This project has moved. For the latest updates, please go here.

TrueCrypt 7.1a Audit Results

Topics: Technical Issues
Sep 18, 2015 at 3:57 PM
https://opencryptoaudit.org/reports/TrueCrypt_Phase_II_NCC_OCAP_final.pdf

Which of the following is still an issue with VeraCrypt?
  1. CryptAcquireContext may silently fail in unusual scenarios
  2. AES implementation susceptible to cache-timing attacks
  3. Keyfile mixing is not cryptographically sound
  4. Unauthenticated ciphertext in volume headers
A cursory glance at https://veracrypt.codeplex.com/SourceControl/latest#src/Common/Keyfiles.c tells me that #3 still affects VeraCrypt.
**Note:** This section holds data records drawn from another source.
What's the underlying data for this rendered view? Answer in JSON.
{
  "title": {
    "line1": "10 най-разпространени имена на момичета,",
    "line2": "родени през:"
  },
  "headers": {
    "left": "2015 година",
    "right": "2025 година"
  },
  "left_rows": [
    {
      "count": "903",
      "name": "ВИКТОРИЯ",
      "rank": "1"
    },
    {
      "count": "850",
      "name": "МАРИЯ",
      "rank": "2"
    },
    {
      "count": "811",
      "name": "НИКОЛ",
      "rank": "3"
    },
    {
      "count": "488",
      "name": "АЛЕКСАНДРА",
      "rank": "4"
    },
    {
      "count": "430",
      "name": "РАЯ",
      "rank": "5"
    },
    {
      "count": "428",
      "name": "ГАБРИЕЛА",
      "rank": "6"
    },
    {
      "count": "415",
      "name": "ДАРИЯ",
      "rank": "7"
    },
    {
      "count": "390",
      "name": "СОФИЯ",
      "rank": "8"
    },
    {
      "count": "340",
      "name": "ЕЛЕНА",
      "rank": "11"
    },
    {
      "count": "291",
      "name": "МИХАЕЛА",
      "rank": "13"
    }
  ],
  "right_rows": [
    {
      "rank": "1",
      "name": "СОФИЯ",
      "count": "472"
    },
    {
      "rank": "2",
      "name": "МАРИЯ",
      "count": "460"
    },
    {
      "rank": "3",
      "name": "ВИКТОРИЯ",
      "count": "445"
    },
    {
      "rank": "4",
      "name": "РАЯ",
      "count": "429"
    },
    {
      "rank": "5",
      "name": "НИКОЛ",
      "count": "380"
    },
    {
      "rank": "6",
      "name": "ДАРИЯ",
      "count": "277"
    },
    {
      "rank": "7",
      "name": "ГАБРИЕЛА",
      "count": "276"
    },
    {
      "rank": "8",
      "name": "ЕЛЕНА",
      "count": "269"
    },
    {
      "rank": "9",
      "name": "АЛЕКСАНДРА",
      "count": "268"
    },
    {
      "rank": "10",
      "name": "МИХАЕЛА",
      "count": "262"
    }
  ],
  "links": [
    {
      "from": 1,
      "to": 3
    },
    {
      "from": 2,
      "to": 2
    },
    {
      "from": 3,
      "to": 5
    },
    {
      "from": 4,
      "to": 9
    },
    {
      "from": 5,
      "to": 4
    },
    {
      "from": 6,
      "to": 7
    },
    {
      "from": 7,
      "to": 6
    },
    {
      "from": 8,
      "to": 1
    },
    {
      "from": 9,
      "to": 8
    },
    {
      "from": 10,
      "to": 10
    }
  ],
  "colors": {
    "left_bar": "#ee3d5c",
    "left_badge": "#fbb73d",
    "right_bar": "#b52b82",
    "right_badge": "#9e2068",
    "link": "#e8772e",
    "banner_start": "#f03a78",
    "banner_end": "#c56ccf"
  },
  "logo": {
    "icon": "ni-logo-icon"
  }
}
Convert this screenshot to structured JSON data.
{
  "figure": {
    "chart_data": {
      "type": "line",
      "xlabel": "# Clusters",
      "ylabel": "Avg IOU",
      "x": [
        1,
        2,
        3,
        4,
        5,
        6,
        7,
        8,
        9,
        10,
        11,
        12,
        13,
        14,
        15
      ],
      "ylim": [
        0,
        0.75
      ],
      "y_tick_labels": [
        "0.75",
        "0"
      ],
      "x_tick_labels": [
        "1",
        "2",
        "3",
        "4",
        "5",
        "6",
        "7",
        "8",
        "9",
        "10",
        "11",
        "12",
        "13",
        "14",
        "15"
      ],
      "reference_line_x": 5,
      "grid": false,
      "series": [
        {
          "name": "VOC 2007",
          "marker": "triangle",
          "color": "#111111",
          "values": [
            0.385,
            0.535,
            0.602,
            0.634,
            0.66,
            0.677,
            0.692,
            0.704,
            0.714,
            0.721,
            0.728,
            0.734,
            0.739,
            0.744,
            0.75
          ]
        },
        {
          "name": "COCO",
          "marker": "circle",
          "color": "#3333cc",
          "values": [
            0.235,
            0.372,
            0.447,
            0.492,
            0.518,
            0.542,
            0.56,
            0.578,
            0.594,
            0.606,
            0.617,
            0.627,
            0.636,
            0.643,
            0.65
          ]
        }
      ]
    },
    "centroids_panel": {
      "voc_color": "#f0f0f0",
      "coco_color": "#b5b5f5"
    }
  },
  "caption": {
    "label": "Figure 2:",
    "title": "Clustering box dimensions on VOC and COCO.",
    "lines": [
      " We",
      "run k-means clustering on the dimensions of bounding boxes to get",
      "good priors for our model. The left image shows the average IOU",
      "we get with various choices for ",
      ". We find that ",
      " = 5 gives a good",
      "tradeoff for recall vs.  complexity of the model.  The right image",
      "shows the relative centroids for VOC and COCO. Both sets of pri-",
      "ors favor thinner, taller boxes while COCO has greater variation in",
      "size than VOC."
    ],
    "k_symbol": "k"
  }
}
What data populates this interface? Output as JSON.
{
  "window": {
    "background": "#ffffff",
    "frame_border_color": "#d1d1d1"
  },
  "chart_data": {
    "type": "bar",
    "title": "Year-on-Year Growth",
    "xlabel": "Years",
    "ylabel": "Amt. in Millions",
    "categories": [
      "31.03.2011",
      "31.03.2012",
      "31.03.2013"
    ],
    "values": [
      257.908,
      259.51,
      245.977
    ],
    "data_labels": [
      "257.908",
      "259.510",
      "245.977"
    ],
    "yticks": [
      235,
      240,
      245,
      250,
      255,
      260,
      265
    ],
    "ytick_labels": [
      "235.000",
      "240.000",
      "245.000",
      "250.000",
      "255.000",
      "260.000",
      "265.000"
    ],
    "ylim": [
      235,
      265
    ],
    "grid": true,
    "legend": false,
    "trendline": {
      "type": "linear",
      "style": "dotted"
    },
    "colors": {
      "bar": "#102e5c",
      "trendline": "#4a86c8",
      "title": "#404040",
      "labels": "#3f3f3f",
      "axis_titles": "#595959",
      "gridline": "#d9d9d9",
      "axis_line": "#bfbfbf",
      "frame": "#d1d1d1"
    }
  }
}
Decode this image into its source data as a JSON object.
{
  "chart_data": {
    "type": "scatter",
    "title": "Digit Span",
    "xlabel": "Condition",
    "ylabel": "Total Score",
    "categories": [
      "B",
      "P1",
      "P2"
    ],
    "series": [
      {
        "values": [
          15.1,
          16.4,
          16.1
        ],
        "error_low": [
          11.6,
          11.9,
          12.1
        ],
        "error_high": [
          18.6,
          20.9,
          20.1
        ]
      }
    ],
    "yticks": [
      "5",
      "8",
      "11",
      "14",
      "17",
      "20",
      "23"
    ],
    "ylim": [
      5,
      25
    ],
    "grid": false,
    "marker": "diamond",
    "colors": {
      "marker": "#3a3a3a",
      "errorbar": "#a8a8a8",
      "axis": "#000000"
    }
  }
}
Which issues are still relevant and is anyone assigned to fixing them?
Coordinator
Sep 19, 2015 at 2:24 PM
Edited Sep 19, 2015 at 7:05 PM
The CryptAcquireContext issue was fixed in 1.0f-2 that was released 5 months ago on April 5th 2015. This is documented in the release notes: https://veracrypt.codeplex.com/wikipage?title=Release%20Notes
For the other three point you can read my comments on the audit that I published on April 3rd 2015: https://veracrypt.codeplex.com/discussions/616471#post1399210

You'll find their an objective evaluation of the impact of the remaining issues. Please feel free to comment on the evaluation above.